Incendie à Tchernobyl : entre problèmes de sûreté nucléaire, catastrophes écologique et humanitaire

Plus de trente ans après, l’actualité nous montre que l’accident nucléaire de Tchernobyl de 1986 n’est toujours pas terminé. Depuis le 4 avril, et tandis que des millions de personnes vivent encore dans des zones contaminées, des feux de forêt sévissent à proximité de la centrale.

Pour l’ONG Greenpeace, il s’agit du pire incendie jamais observé dans la zone d’exclusion de Tchernobyl, avec des milliers d’hectares touchés.

Selon la Commission de recherches et d’informations indépendantes sur la radioactivité (CRIIRAD), les images satellite de la NASA mises à jour le 14 avril suggèrent que les incendies se trouvaient alors à quelques centaines de mètres de la centrale nucléaire de Tchernobyl, dont le réacteur ayant explosé par accident en 1986.

Ces incendies soulèvent d’importants problèmes de sûreté nucléaire devant être surveillés avec la plus grande attention. Un incendie près d’une installation nucléaire est toujours un risque, entraînant entre autres la libération dans l’air de césium 137, une substance particulièrement toxique.

Le niveau de radiation mesuré ces derniers jours dans les zones incendiées est 16 x supérieur à la normale. Les éléments radioactifs, charriés par les vents, peuvent contaminer de nouveaux territoires. À Kiev, les valeurs maximales atteignent des niveaux en césium 137 près de 200 x supérieurs à la normale (1 200 μBq/m3, contre environ 6 μBq/m³ en temps habituel).

Problème, il est impossible de trouver rapidement des données mondiales récentes sur la présence du césium 137 dans l’atmosphère de pays européens potentiellement situés dans le périmètre des incendies.

Mais la situation est surtout très inquiétante pour les populations qui vivent à proximité de la centrale, comme par exemple à la frontière avec la Biélorussie. La population, dont des centaines d’enfants, habitant cette zone est déjà en très mauvaise santé à cause d’une contamination chronique de leur alimentation au césium 137. Des maisons sont en feu dans les villages du district de Polessky. De nombreux habitants peuvent se retrouver sans logement, sans vêtement et sans nourriture et ils ne disposent d’aucun équipement de protection.

En Belgique, l’Agence fédérale de contrôle nucléaire (AFCN) a indiqué le 16 avril, dans un court communiqué, qu’aucune hausse de la radioactivité n’avait été mesurée.

En France, l’Institut de radioprotection et de sûreté nucléaire (IRSN) français a publié une note d’information détaillée sur l’impact de ces incendies, indiquant notamment que « les masses d’air provenant de la zone des incendies qui se sont produits les 5 et 6 avril ont pu atteindre la France à partir de la soirée du 7 avril 2020. Au 14 avril 2020, ces masses d’air recouvraient encore la moitié du territoire. Les niveaux de radioactivité attendus en France sont extrêmement faibles. »

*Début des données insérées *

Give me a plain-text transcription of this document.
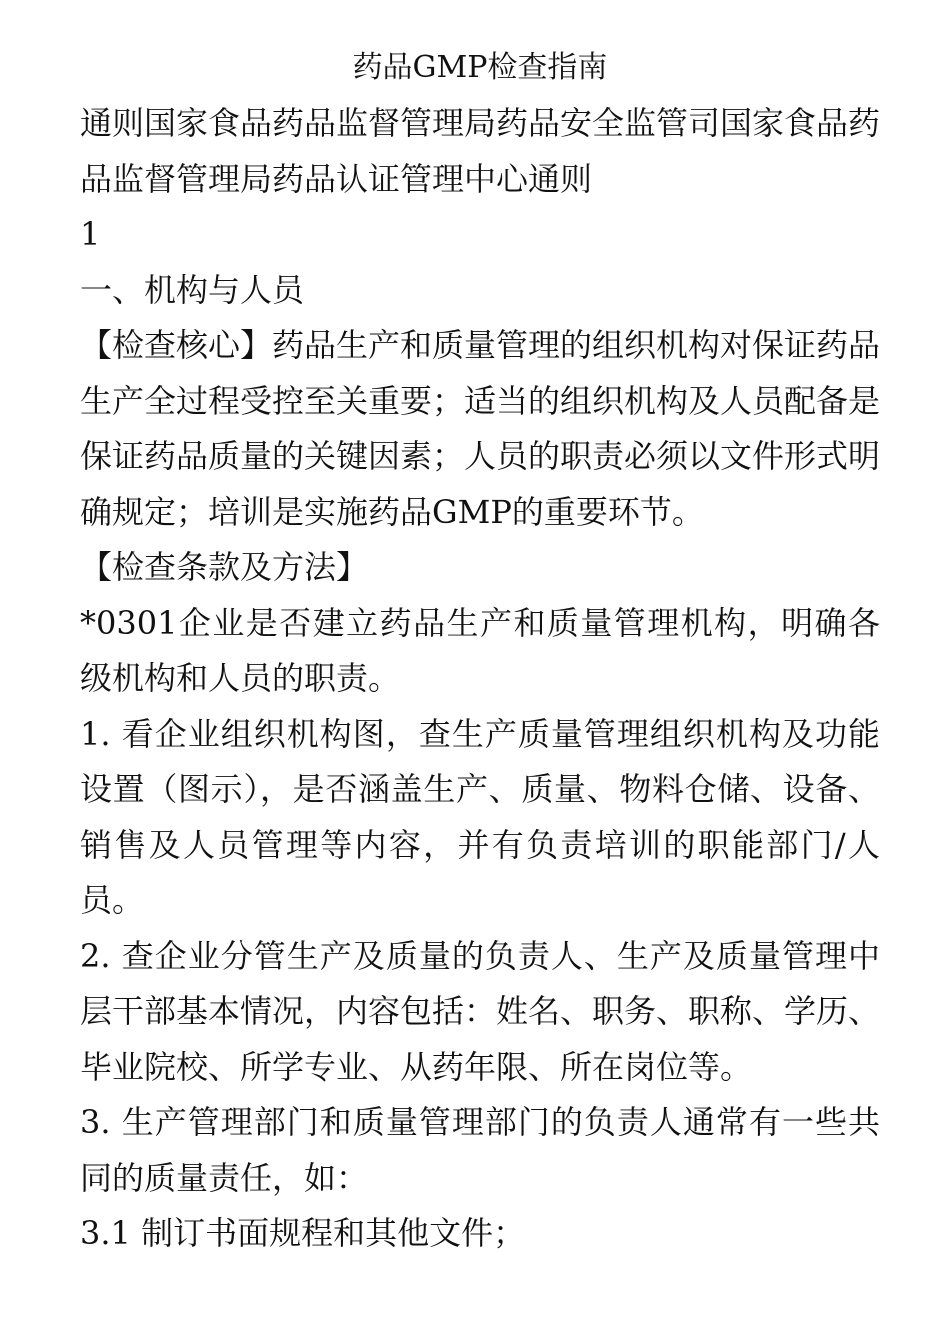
药品GMP检查指南

通则国家食品药品监督管理局药品安全监管司国家食品药品监督管理局药品认证管理中心通则

1

一、机构与人员

【检查核心】药品生产和质量管理的组织机构对保证药品生产全过程受控至关重要；适当的组织机构及人员配备是保证药品质量的关键因素；人员的职责必须以文件形式明确规定；培训是实施药品GMP的重要环节。

【检查条款及方法】

*0301企业是否建立药品生产和质量管理机构，明确各级机构和人员的职责。

1. 看企业组织机构图，查生产质量管理组织机构及功能设置（图示），是否涵盖生产、质量、物料仓储、设备、销售及人员管理等内容，并有负责培训的职能部门/人员。

2. 查企业分管生产及质量的负责人、生产及质量管理中层干部基本情况，内容包括：姓名、职务、职称、学历、毕业院校、所学专业、从药年限、所在岗位等。

3. 生产管理部门和质量管理部门的负责人通常有一些共同的质量责任，如：

3.1 制订书面规程和其他文件；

Au niveau européen, mes collègues du groupe des Verts appellent l’Union à mettre en place un programme d’aide d’urgence pour évacuer les enfants de cette zone sinistrée vers des lieux sûrs, pour envoyer des vivres non-contaminés et des dispositifs médicaux de base, y compris des masques.

Ils demandent par ailleurs à la Commission européenne de mettre en place un véritable programme de prévention des incendies de forêt potentiellement catastrophiques à l’intérieur de la zone d’exclusion entourant les ruines nucléaires de Tchernobyl.

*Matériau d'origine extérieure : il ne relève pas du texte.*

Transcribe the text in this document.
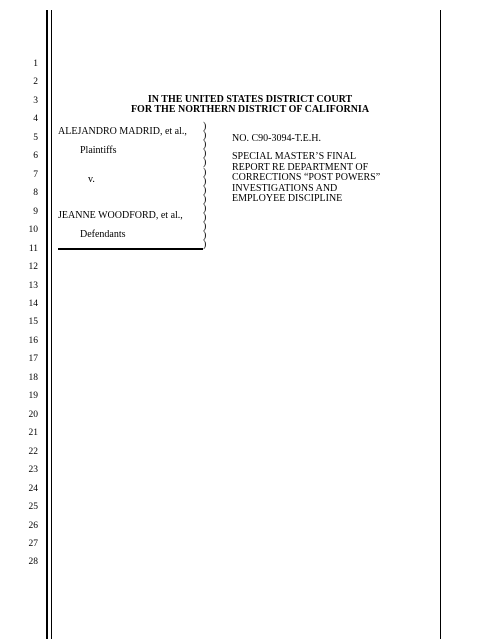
1
2
3
4
5
6
7
8
9
10
11
12
13
14
15
16
17
18
19
20
21
22
23
24
25
26
27
28
IN THE UNITED STATES DISTRICT COURT
FOR THE NORTHERN DISTRICT OF CALIFORNIA
ALEJANDRO MADRID, et al.,
Plaintiffs
v.
JEANNE WOODFORD, et al.,
Defendants
)
)
)
)
)
)
)
)
)
)
)
)
)
)
NO. C90-3094-T.E.H.
SPECIAL MASTER’S FINAL
REPORT RE DEPARTMENT OF
CORRECTIONS “POST POWERS”
INVESTIGATIONS AND
EMPLOYEE DISCIPLINE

De mon côté, en Belgique, j’interpellerai cette semaine le Ministre de l’Intérieur, Pieter De Crem, afin de savoir :

  • Si et quand nous aurons des détails sur le niveau de contamination de l’air en Belgique ;
  • Si, et vu que deux États membres de l’UE sont affectés, la Roumanie et la Bulgarie, le Groupement européen des autorités de sûreté nucléaire (ENSREG), dont fait partie l’AFCN, compte réagir et se réunir pour faire le point ;
  • S’il a des informations sur le rôle que compte jouer l’AIEA dans cette crise et sur les conséquences humanitaires qu’elle peut avoir pour les populations locales ;
  • Si l’AFCN a été informée d’un plan de coopération internationale pour limiter les conséquences de ces incendies ;
  • Comment combiner la gestion de cette crise radiologique avec celle du COVID-19 ?

J’interpellerai par ailleurs le Ministre des Affaires étrangères, Philippe Goffin, afin de tout mettre en oeuvre pour venir en aide aux populations affectées. Ce, en l’encourageant notamment à soutenir la mise en place au niveau européen d’un programme d’aide urgente pour évacuer les enfants de la zone sinistrée et pour y envoyer nourriture, vitamines, eau et lait (non-contaminés) ainsi que du matériel de protection médicale.